Bu kitap, beş takımdan oluşacak bir kitap serisi halinde Düyûn-ı Umûmiyye İdaresi’nin geçmişini değerli okuyuculara aktaracaktır. Şimdi elinizde bulunan ve dört cilt halinde basılmış olan “Osmanlı Borç Yönetimi” isimli kitabın Birinci Takımı’nda; Rüsum-ı Sitte İdaresi’nin kurulduğu 22 Temmuz 1879 tarihinden Düyûn-ı Umûmiyye İdaresi’ne katıldığı 20 Aralık 1881 tarihine ve o tarihten 12 Mart 1891 (28 Mart 1306) tarihine kadar geçen süre zarfında, her iki İdarenin kendi birimleri arasında yaptığı tüm yazışmalar belli bir sistem dahilinde sıralanmış ve yazışmaların kısa özetleri verilmiştir.
Tarih Vakfı tarafından basılacak aynı isimli kitabın İkinci Takımı, 13 Mart 1891 ile 12 Mart 1895 tarihleri arasında yapılan yazışmaları; Üçüncü Takımı, 13 Mart 1895 ile 12 Mart 1900 yılları arasındaki yazışmaları, Dördüncü Takımı, 14 Mart 1900 ile 13 Mart 1905 yılları arasındaki yazışmaları ve Beşinci Takımı, 14 Mart 1905 ile 13 Mart 1910 yılları arasındaki yazışmaları içerecektir.

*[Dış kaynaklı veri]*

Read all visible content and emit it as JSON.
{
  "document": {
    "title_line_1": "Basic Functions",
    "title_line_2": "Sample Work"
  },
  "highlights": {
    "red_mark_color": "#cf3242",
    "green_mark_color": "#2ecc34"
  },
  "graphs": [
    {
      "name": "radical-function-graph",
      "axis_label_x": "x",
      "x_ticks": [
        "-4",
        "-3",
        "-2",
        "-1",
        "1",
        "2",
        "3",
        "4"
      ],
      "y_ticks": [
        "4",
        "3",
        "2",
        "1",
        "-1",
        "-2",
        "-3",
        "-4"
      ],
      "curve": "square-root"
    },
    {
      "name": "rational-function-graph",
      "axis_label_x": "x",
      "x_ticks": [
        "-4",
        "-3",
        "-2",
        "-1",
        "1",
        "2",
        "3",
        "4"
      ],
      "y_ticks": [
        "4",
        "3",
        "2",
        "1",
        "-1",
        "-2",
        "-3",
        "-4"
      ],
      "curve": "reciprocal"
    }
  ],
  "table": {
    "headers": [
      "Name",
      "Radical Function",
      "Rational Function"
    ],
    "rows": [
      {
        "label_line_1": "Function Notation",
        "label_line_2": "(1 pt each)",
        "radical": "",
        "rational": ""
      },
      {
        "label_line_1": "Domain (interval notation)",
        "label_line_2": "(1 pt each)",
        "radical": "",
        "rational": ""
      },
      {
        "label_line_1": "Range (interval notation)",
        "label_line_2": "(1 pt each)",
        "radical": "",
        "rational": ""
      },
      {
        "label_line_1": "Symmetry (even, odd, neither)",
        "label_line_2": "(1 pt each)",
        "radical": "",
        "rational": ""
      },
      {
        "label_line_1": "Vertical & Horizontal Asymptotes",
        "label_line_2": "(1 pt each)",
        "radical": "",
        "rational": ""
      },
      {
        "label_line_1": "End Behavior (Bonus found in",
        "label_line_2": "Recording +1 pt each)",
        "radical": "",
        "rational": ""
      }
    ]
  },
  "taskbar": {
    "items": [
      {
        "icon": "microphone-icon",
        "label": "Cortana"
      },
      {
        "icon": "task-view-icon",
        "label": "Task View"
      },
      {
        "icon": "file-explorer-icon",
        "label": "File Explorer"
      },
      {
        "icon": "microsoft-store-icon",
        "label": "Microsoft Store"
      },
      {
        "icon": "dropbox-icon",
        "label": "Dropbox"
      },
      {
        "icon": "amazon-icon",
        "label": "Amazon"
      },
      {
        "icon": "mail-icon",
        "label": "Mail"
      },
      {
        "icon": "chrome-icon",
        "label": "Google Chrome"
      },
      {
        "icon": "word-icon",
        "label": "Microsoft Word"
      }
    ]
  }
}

Türk iktisat tarihi ve Osmanlı mali sistemini inceleyen araştırmacılar açısından önemli bir kaynak eser olacağına inandığım bu kitabın hazırlanmasına olan katkılarından dolayı değerli hocam Sayın Prof. Dr. Zafer TOPRAK’a, bu çalışmayı basma nezaketini gösteren Tarih Vakfı’nın değerli yönetici ve çalışanlarına ve Sayın Özkan TANER’e, üç yıldan beri gece gündüz kahrımı çeken eşim Figen SAĞLAM’a ve çocuklarım Doğan ve Yiğithan’a, Osmanlı Arşivi uzmanlarından Sayın Hakkı İNCEBAY’a sonsuz teşekkürlerimi arz etmeyi bir borç bilirim. İstanbul, 15 Şubat 2007.